In Malawi, Widows are Still Being Left Behind

There are thousands of widows worldwide with their own unique stories and journeys who are currently participating in the Global Fund for Widows’ (GFW) economic inclusion and investment initiative for widows; the WISALA. While this is a huge accomplishment, there are millions of stories that need to be heard. Our widows come from diverse backgrounds in nine countries across the globe, but widowhood is a global phenomenon, affecting almost every society, particularly in conflict zones, where it can directly affect between 50-80 percent of the adult female population.

Widows have a unique set of discrimination and challenges that they must endure. Such challenges include disinheritance, land grabbing, discrimination, and challenges with bureaucratic systems that aren’t designed with the needs of widows in mind. There are also cultural challenges, such as harmful practices that some widows must endure. The simultaneous use of customary and formal law often varies in their legal protections, which can perpetuate gender-based discrimination and leave widowed women with few paths of redress.

As we launch our Samibank project in Malawi this year, we have been reminded of the strength our widows, despite the obstacles that they have had to overcome, like Penina Chatuma, a member of the Chisomo Samibank, who lost her husband in 2002. Following the husband’s death and before the burial, the husband’s siblings went to the shared home of Penina and her husband and left with all the husband’s possessions. Penina was disinherited from the estate. After the burial, she was forcibly taken back to her original village, isolated from the life she once led.

Sophilet, another member of the Chisomo Samibank, lost her husband in 2006. While she was in mourning, her husband’s siblings demanded to start the process of estate splitting immediately. She requested to delay the process, but the siblings continued. She first went to the police who then referred her to the District Commissioner. When she arrived home with the government officials, the family had already dismantled the estate and her inheritance: they had destroyed the home and already sold the plots of land. Through the Samibank program by GFW and our in-country partner, Mawia, Sophilet has taken back control of her life and her fortune is changing for the better.

Sophilet is a victim of land-grabbing, and with most of the world being dependent on land tenure for their livelihoods and income, it is increasingly important to protect the rights of widows in securing their inheritance and ownership of land. Being landless in a rural area is a guarantee for poverty, with a large portion of the global population being reliant on individual land tenure for their livelihoods, a link that has been acknowledged to the achievement of the UN’s Sustainable Development Goals (SDGs) (Goals 1, 3, 4, and 8). An obstacle preventing the implementation of SDGs includes the large disconnect between customary and formal law, which GFW has seen in beginning its work in Malawi. The Deceased Estates Act (2011), guarantees spousal claims in the event of death. As Penina experienced, continued customary practices that perpetuate gender inequalities and violate several human rights are still a frequent occurrence. According to customary and cultural tradition, spouses and children are not entitled to any of the estate, with the husband’s relatives laying claim to it all.

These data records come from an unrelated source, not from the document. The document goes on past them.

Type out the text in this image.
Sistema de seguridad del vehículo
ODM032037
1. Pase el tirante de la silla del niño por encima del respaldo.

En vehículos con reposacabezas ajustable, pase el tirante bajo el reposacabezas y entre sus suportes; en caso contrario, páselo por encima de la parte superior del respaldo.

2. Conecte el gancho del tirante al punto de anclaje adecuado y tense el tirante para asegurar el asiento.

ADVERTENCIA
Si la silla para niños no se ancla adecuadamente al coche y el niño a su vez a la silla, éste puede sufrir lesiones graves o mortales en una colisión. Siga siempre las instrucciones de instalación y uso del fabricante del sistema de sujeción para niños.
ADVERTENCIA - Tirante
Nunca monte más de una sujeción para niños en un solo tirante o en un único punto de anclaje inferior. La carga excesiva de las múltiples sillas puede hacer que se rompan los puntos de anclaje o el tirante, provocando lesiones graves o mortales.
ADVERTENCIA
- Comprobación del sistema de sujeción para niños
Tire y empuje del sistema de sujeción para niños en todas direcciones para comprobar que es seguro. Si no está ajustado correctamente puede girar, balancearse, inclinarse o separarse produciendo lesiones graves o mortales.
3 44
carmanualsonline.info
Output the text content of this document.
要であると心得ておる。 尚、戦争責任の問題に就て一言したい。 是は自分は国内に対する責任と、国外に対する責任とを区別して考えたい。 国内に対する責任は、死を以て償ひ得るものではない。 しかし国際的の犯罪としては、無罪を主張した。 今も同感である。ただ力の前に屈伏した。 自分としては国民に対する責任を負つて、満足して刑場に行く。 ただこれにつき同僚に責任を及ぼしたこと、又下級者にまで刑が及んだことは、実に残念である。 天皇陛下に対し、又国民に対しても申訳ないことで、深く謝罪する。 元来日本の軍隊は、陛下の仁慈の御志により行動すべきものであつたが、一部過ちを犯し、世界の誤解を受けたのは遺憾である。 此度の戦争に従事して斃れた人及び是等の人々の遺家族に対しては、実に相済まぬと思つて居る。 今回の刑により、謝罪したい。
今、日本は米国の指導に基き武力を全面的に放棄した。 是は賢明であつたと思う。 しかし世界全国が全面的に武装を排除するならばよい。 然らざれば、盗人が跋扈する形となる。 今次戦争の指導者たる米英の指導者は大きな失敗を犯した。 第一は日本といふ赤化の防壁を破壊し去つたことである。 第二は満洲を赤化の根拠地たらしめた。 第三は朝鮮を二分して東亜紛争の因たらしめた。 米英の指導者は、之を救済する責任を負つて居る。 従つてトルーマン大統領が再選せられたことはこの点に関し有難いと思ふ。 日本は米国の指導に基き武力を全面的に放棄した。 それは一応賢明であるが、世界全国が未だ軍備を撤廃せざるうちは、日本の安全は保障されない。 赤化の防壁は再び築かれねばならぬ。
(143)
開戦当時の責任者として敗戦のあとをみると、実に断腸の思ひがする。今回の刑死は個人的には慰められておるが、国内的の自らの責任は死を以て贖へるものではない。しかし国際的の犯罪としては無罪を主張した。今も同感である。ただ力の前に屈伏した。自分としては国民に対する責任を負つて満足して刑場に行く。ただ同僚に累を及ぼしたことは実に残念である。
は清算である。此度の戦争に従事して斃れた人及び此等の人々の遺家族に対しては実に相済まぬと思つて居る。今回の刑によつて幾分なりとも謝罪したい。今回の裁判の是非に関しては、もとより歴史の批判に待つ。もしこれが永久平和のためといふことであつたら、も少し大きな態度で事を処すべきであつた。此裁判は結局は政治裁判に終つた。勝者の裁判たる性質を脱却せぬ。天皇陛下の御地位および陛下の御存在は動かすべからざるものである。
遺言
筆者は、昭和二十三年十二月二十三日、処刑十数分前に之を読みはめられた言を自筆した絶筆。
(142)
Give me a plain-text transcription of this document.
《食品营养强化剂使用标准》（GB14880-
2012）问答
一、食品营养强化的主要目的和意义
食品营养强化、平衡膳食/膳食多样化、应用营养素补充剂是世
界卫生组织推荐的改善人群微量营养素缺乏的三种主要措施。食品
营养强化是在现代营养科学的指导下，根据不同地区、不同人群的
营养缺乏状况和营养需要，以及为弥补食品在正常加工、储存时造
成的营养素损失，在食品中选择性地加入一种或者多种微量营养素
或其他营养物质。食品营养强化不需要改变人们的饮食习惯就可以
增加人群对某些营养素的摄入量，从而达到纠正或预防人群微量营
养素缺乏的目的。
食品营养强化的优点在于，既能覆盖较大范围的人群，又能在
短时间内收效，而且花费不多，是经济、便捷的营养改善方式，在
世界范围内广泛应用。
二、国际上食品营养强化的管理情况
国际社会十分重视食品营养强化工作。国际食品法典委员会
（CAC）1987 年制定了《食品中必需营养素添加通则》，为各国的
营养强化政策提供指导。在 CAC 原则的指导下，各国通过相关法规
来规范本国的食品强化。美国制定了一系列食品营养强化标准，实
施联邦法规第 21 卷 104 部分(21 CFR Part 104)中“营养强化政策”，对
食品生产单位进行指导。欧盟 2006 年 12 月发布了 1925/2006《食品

Utilizing formal law in rural villages is increasingly difficult. This is due to a lack of education or awareness on rights, an inability to afford legal fees, and no access to legal resources (Goals 4, 16). These three actions need to be rectified, especially for those in rural areas, to resolve the disconnect between formal and customary law. In the process of disinheritance, widows can become even more vulnerable to a variety of rights violations, such as village leaders taking control of property, family disinheritance, and the purposeful giving of non-arable land, which is why it is so important to ensure inheritance rights and land rights are being upheld.

Through the WISALAs, these women have opened businesses, and with this programmatic intervention by GFW, we are contributing towards the achievement the Sustainable Development Goals of No Poverty (Goal 1), Good Health and Well-Being (Goal 3), Quality Education (Goal 4), and Decent Work and Economic Growth (Goal 8). Poverty reduction and wealth generation is a key aspect of the WISALAs, with money being matched in a 2:1 investment ratio, widows are able to gain resources to start their own businesses and create sustainable livelihoods: The goal of Good Health and Well-Being is developed through improved quality of life and through avoiding hazardous conditions with financial security. Quality Education is developed by the children of the widows previously being unable to attend school due to school fees, garnering new access to education through the WISALAs and developed businesses. Decent Work and Economic Growth is the founding goal of Global Fund for Widows, through empowering widows to create their own jobs and working their way out of poverty through economic empowerment.

Stories like Penina’s and Sophilet’s are far too common, with roughly 40% of our beneficiaries reporting disinheritance and 44% experiencing harmful practices. Global Fund for Widows continues to research inheritance regimes and the prevalence of disinheritance and is currently advocating for the adoption of a United Nations General Assembly Resolution to codify the rights of widows within the international system compel decision-makers to consider their needs across existing and future legal frameworks and development programming. Global Fund for Widows continues to use its expertise and lessons learned to bring the experience and voices of widows to the forefront and into global policymaking, ensuring that the lessons learned from our programmatic work is reflected in future dialogues on women’s equality and inclusion as well as SDG implementation. Our goal is to not only provide a path for widows to regain their agency and self-sufficiency, but to encourage decisionmakers to take meaningful action to prevent these human rights violations from continuing.